16 Jun 2022 3 minute read
Ben Lake in the House of Commons

Fuel duty relief needs to be extended to rural Wales due to poor public transport, a west Wales MP has said.

Ceredigion MP Ben Lake made the comments after meeting with Exchequer Secretary to the Treasury, Helen Whately, to call for the scheme must be reconfigured to allow for the inclusion of areas from Wales.

The current scheme currently covers 17 areas of England and Scotland, including parts of the Highlands, Argyll and Bute, Northumberland, Cumbria, Devon and North Yorkshire, but none in Wales.

It allows retailers to claim duty relief on unleaded petrol and diesel, and pass on the savings to customers.

Some parts of Wales have over the past two weeks seen fuel prices rise over £2 a litre for the first time, including one station in Pwllheli, Gwynedd, and another in Pont Abraham, Carmarthenshire.

Plaid Cymru MP Ben Lake called for the scheme to be reconfigured to take into account levels of investment in public transport infrastructure, with a highest proportion of people travelling to work by car (80%) compared to the regions of England or Scotland.

“I was pleased to secure a meeting with the Minister after raising the emergency facing people across my constituency directly with the Prime Minister last month,” Ben Lake said.

“The case for the extension of the Rural Fuel Relief Scheme to Wales is clear, and I strongly urged the Government to work constructively to help rural communities in this cost-of-living crisis.

“Poor public transport infrastructure sadly means that many of my constituents have few alternatives for essential journeys, and are dependent on using the car. At 80%, Wales continues to have the highest proportion of people travelling to work by car compared to the regions of England or Scotland.

“Rural areas of Wales are currently not supported despite meeting almost all of the criteria. The scheme must be reconfigured to take into account access to local public transport networks, as well as a guarantee of inclusion of Welsh areas within the scheme.

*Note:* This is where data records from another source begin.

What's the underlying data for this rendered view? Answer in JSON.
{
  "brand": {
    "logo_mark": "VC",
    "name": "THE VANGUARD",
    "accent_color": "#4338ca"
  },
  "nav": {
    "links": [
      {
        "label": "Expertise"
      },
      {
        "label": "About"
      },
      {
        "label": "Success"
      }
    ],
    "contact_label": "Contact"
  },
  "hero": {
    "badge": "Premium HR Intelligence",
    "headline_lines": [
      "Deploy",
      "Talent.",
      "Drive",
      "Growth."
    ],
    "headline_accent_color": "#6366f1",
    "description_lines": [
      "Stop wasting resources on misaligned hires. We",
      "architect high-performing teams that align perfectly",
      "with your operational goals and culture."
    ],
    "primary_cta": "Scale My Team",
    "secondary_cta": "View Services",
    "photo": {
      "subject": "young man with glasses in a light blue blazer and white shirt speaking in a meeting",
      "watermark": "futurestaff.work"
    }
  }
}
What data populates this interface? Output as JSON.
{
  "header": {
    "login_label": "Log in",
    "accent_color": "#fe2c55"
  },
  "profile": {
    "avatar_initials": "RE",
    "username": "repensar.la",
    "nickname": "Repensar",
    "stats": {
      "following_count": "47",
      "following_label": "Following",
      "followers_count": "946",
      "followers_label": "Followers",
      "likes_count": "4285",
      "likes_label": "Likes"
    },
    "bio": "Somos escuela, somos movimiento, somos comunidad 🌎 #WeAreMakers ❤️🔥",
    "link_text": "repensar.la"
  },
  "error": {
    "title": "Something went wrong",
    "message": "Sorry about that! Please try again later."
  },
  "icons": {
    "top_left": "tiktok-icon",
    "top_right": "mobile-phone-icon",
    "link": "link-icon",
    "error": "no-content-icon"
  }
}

“I will be writing to the Minister to seek clarity on the rationale for Wales’s exclusion from the scheme and for further exploration of how the criteria can be updated.”

‘Forecourt misery’

Yesterday fuel prices jumped by more than 1p per litre in just a day to reach new record highs.

The average price of a litre of petrol at UK forecourts on Tuesday was 186.6p, according to data firm Experian.

The average price of diesel hit a new high of 192.5p per litre.

RAC fuel spokesman Simon Williams said: “New records in the average price of petrol have been set every day for the last month with a litre rising 21p, which has added more than £11 to a tank.

“RAC analysis of the cost of wholesale diesel shows it appears to be heading inexorably towards a previously unthinkable average of £2 a litre.

“Drivers appear to be up against the wall when it comes to high fuel prices, especially as the pound has lost so much ground on the dollar in the last week, which is bad news as fuel is traded in dollars.

“We hope the Government will now accept that it is the dramatic rise in wholesale prices that has led to forecourt misery for millions and act to ease their financial pain.”